The complexity (difficulty of solution) of subset sum can be viewed as depending on two parameters, N, the number of decision variables, and P, the precision of the problem (stated as the number of binary place values that it takes to state the problem). (Note: here the letters N and P mean something different than what they mean in the NP class of problems.)
The complexity of the best known algorithms is exponential in the smaller of the two parameters N and P. Thus, the problem is most difficult if N and P are of the same order. It only becomes easy if either N or P becomes very small.
If N (the number of variables) is small, then an exhaustive search for the solution is practical. If P (the number of place values) is a small fixed number, then there are dynamic programming algorithms that can solve it exactly.

I had this very issue at a company I worked at two years ago. Faced with it, I agonized for two days trying work out how exactly I would extrapolate the data.

Then they downsized me and it was someone else’s problem.

Good catch jellyfish, thanks. edit: Note, however, that the subset-sum problem is only NP-complete because it includes all integers, including those < 0. I don’t hafta do that nanny nanny boo boo. But thanks for the idea though. :)

That sucks bahimiron.

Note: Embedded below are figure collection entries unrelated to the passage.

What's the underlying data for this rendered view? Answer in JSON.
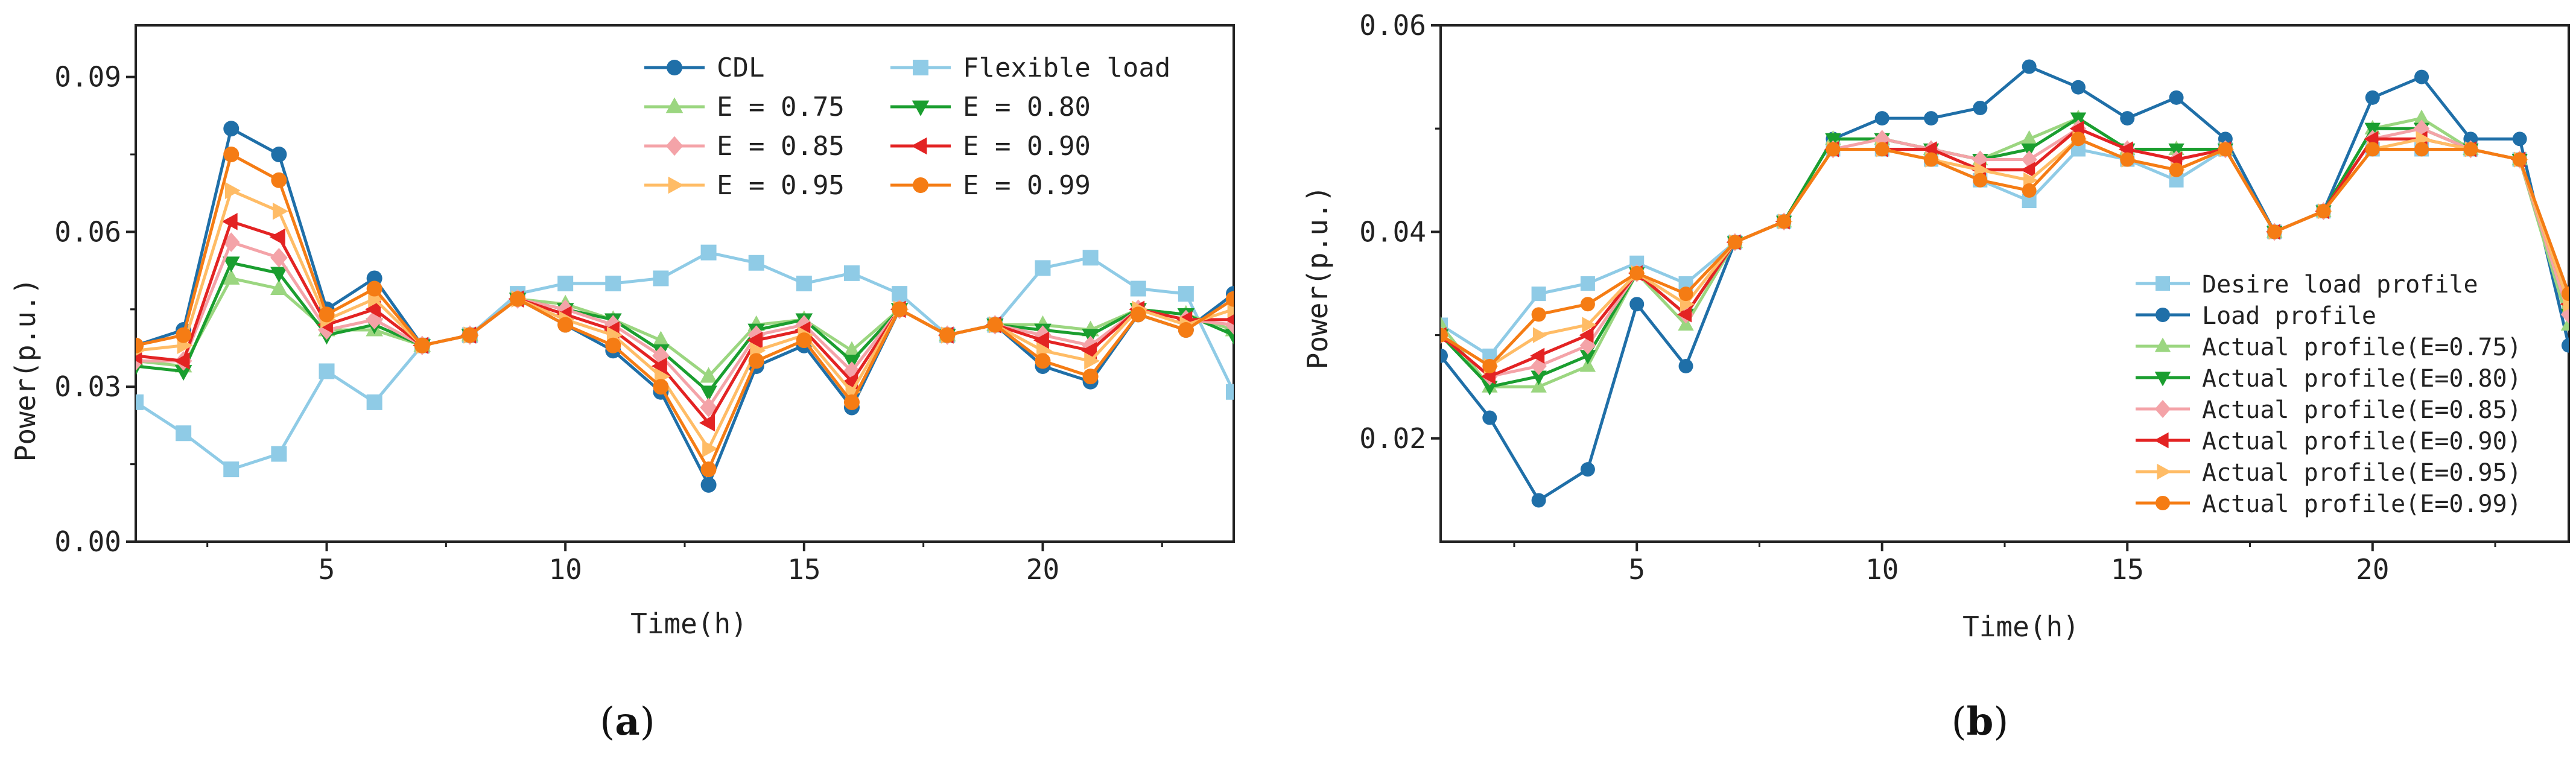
{
  "chart_data": [
    {
      "type": "line",
      "panel": "(a)",
      "panel_letter": "a",
      "xlabel": "Time(h)",
      "ylabel": "Power(p.u.)",
      "xlim": [
        1,
        24
      ],
      "ylim": [
        0,
        0.1
      ],
      "xticks": [
        "5",
        "10",
        "15",
        "20"
      ],
      "yticks": [
        "0.00",
        "0.03",
        "0.06",
        "0.09"
      ],
      "x": [
        1,
        2,
        3,
        4,
        5,
        6,
        7,
        8,
        9,
        10,
        11,
        12,
        13,
        14,
        15,
        16,
        17,
        18,
        19,
        20,
        21,
        22,
        23,
        24
      ],
      "series": [
        {
          "name": "CDL",
          "color": "#1f6fa8",
          "marker": "circle",
          "values": [
            0.038,
            0.041,
            0.08,
            0.075,
            0.045,
            0.051,
            0.038,
            0.04,
            0.047,
            0.042,
            0.037,
            0.029,
            0.011,
            0.034,
            0.038,
            0.026,
            0.045,
            0.04,
            0.042,
            0.034,
            0.031,
            0.044,
            0.041,
            0.048
          ]
        },
        {
          "name": "Flexible load",
          "color": "#8fcbe6",
          "marker": "square",
          "values": [
            0.027,
            0.021,
            0.014,
            0.017,
            0.033,
            0.027,
            0.038,
            0.04,
            0.048,
            0.05,
            0.05,
            0.051,
            0.056,
            0.054,
            0.05,
            0.052,
            0.048,
            0.04,
            0.042,
            0.053,
            0.055,
            0.049,
            0.048,
            0.029
          ]
        },
        {
          "name": "E = 0.75",
          "color": "#9bd680",
          "marker": "triangle-up",
          "values": [
            0.035,
            0.034,
            0.051,
            0.049,
            0.041,
            0.041,
            0.038,
            0.04,
            0.047,
            0.046,
            0.043,
            0.039,
            0.032,
            0.042,
            0.043,
            0.037,
            0.045,
            0.04,
            0.042,
            0.042,
            0.041,
            0.045,
            0.044,
            0.041
          ]
        },
        {
          "name": "E = 0.80",
          "color": "#1a9e2f",
          "marker": "triangle-down",
          "values": [
            0.034,
            0.033,
            0.054,
            0.052,
            0.04,
            0.042,
            0.038,
            0.04,
            0.047,
            0.045,
            0.043,
            0.037,
            0.029,
            0.041,
            0.043,
            0.035,
            0.045,
            0.04,
            0.042,
            0.041,
            0.04,
            0.045,
            0.044,
            0.04
          ]
        },
        {
          "name": "E = 0.85",
          "color": "#f4a3a8",
          "marker": "diamond",
          "values": [
            0.035,
            0.035,
            0.058,
            0.055,
            0.041,
            0.043,
            0.038,
            0.04,
            0.047,
            0.045,
            0.042,
            0.036,
            0.026,
            0.04,
            0.042,
            0.033,
            0.045,
            0.04,
            0.042,
            0.04,
            0.038,
            0.045,
            0.043,
            0.042
          ]
        },
        {
          "name": "E = 0.90",
          "color": "#e32323",
          "marker": "triangle-left",
          "values": [
            0.036,
            0.035,
            0.062,
            0.059,
            0.042,
            0.045,
            0.038,
            0.04,
            0.047,
            0.044,
            0.041,
            0.034,
            0.023,
            0.039,
            0.041,
            0.031,
            0.045,
            0.04,
            0.042,
            0.039,
            0.037,
            0.045,
            0.043,
            0.043
          ]
        },
        {
          "name": "E = 0.95",
          "color": "#ffbc66",
          "marker": "triangle-right",
          "values": [
            0.037,
            0.038,
            0.068,
            0.064,
            0.043,
            0.047,
            0.038,
            0.04,
            0.047,
            0.043,
            0.04,
            0.032,
            0.018,
            0.037,
            0.04,
            0.029,
            0.045,
            0.04,
            0.042,
            0.037,
            0.035,
            0.045,
            0.042,
            0.045
          ]
        },
        {
          "name": "E = 0.99",
          "color": "#f57c14",
          "marker": "circle",
          "values": [
            0.038,
            0.04,
            0.075,
            0.07,
            0.044,
            0.049,
            0.038,
            0.04,
            0.047,
            0.042,
            0.038,
            0.03,
            0.014,
            0.035,
            0.039,
            0.027,
            0.045,
            0.04,
            0.042,
            0.035,
            0.032,
            0.044,
            0.041,
            0.047
          ]
        }
      ],
      "legend_position": "top-right"
    },
    {
      "type": "line",
      "panel": "(b)",
      "panel_letter": "b",
      "xlabel": "Time(h)",
      "ylabel": "Power(p.u.)",
      "xlim": [
        1,
        24
      ],
      "ylim": [
        0.01,
        0.06
      ],
      "xticks": [
        "5",
        "10",
        "15",
        "20"
      ],
      "yticks": [
        "0.02",
        "0.04",
        "0.06"
      ],
      "x": [
        1,
        2,
        3,
        4,
        5,
        6,
        7,
        8,
        9,
        10,
        11,
        12,
        13,
        14,
        15,
        16,
        17,
        18,
        19,
        20,
        21,
        22,
        23,
        24
      ],
      "series": [
        {
          "name": "Desire load profile",
          "color": "#8fcbe6",
          "marker": "square",
          "values": [
            0.031,
            0.028,
            0.034,
            0.035,
            0.037,
            0.035,
            0.039,
            0.041,
            0.048,
            0.048,
            0.047,
            0.045,
            0.043,
            0.048,
            0.047,
            0.045,
            0.048,
            0.04,
            0.042,
            0.048,
            0.048,
            0.048,
            0.047,
            0.034
          ]
        },
        {
          "name": "Load profile",
          "color": "#1f6fa8",
          "marker": "circle",
          "values": [
            0.028,
            0.022,
            0.014,
            0.017,
            0.033,
            0.027,
            0.039,
            0.041,
            0.049,
            0.051,
            0.051,
            0.052,
            0.056,
            0.054,
            0.051,
            0.053,
            0.049,
            0.04,
            0.042,
            0.053,
            0.055,
            0.049,
            0.049,
            0.029
          ]
        },
        {
          "name": "Actual profile(E=0.75)",
          "color": "#9bd680",
          "marker": "triangle-up",
          "values": [
            0.031,
            0.025,
            0.025,
            0.027,
            0.036,
            0.031,
            0.039,
            0.041,
            0.049,
            0.049,
            0.048,
            0.047,
            0.049,
            0.051,
            0.048,
            0.048,
            0.048,
            0.04,
            0.042,
            0.05,
            0.051,
            0.048,
            0.047,
            0.031
          ]
        },
        {
          "name": "Actual profile(E=0.80)",
          "color": "#1a9e2f",
          "marker": "triangle-down",
          "values": [
            0.03,
            0.025,
            0.026,
            0.028,
            0.036,
            0.032,
            0.039,
            0.041,
            0.049,
            0.049,
            0.048,
            0.047,
            0.048,
            0.051,
            0.048,
            0.048,
            0.048,
            0.04,
            0.042,
            0.05,
            0.05,
            0.048,
            0.047,
            0.032
          ]
        },
        {
          "name": "Actual profile(E=0.85)",
          "color": "#f4a3a8",
          "marker": "diamond",
          "values": [
            0.03,
            0.026,
            0.027,
            0.029,
            0.036,
            0.032,
            0.039,
            0.041,
            0.048,
            0.049,
            0.048,
            0.047,
            0.047,
            0.05,
            0.048,
            0.047,
            0.048,
            0.04,
            0.042,
            0.049,
            0.05,
            0.048,
            0.047,
            0.032
          ]
        },
        {
          "name": "Actual profile(E=0.90)",
          "color": "#e32323",
          "marker": "triangle-left",
          "values": [
            0.03,
            0.026,
            0.028,
            0.03,
            0.036,
            0.032,
            0.039,
            0.041,
            0.048,
            0.048,
            0.048,
            0.046,
            0.046,
            0.05,
            0.048,
            0.047,
            0.048,
            0.04,
            0.042,
            0.049,
            0.049,
            0.048,
            0.047,
            0.033
          ]
        },
        {
          "name": "Actual profile(E=0.95)",
          "color": "#ffbc66",
          "marker": "triangle-right",
          "values": [
            0.03,
            0.027,
            0.03,
            0.031,
            0.036,
            0.033,
            0.039,
            0.041,
            0.048,
            0.048,
            0.047,
            0.046,
            0.045,
            0.049,
            0.047,
            0.046,
            0.048,
            0.04,
            0.042,
            0.048,
            0.049,
            0.048,
            0.047,
            0.033
          ]
        },
        {
          "name": "Actual profile(E=0.99)",
          "color": "#f57c14",
          "marker": "circle",
          "values": [
            0.03,
            0.027,
            0.032,
            0.033,
            0.036,
            0.034,
            0.039,
            0.041,
            0.048,
            0.048,
            0.047,
            0.045,
            0.044,
            0.049,
            0.047,
            0.046,
            0.048,
            0.04,
            0.042,
            0.048,
            0.048,
            0.048,
            0.047,
            0.034
          ]
        }
      ],
      "legend_position": "bottom-right"
    }
  ]
}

In a sense though, it segues into why I can’t simply use the easiest solution to this problem: get the underlying methodologies from the two departments whose reports I am reconciling. Except in this “cost cutting” environment, when we’ve already had two rounds of layoffs with a third coming up, no one wants to give up any info they have for fear of giving away their visibility.

Fucking office politics. Visibility is more imoprtant than productivity. People are idiots.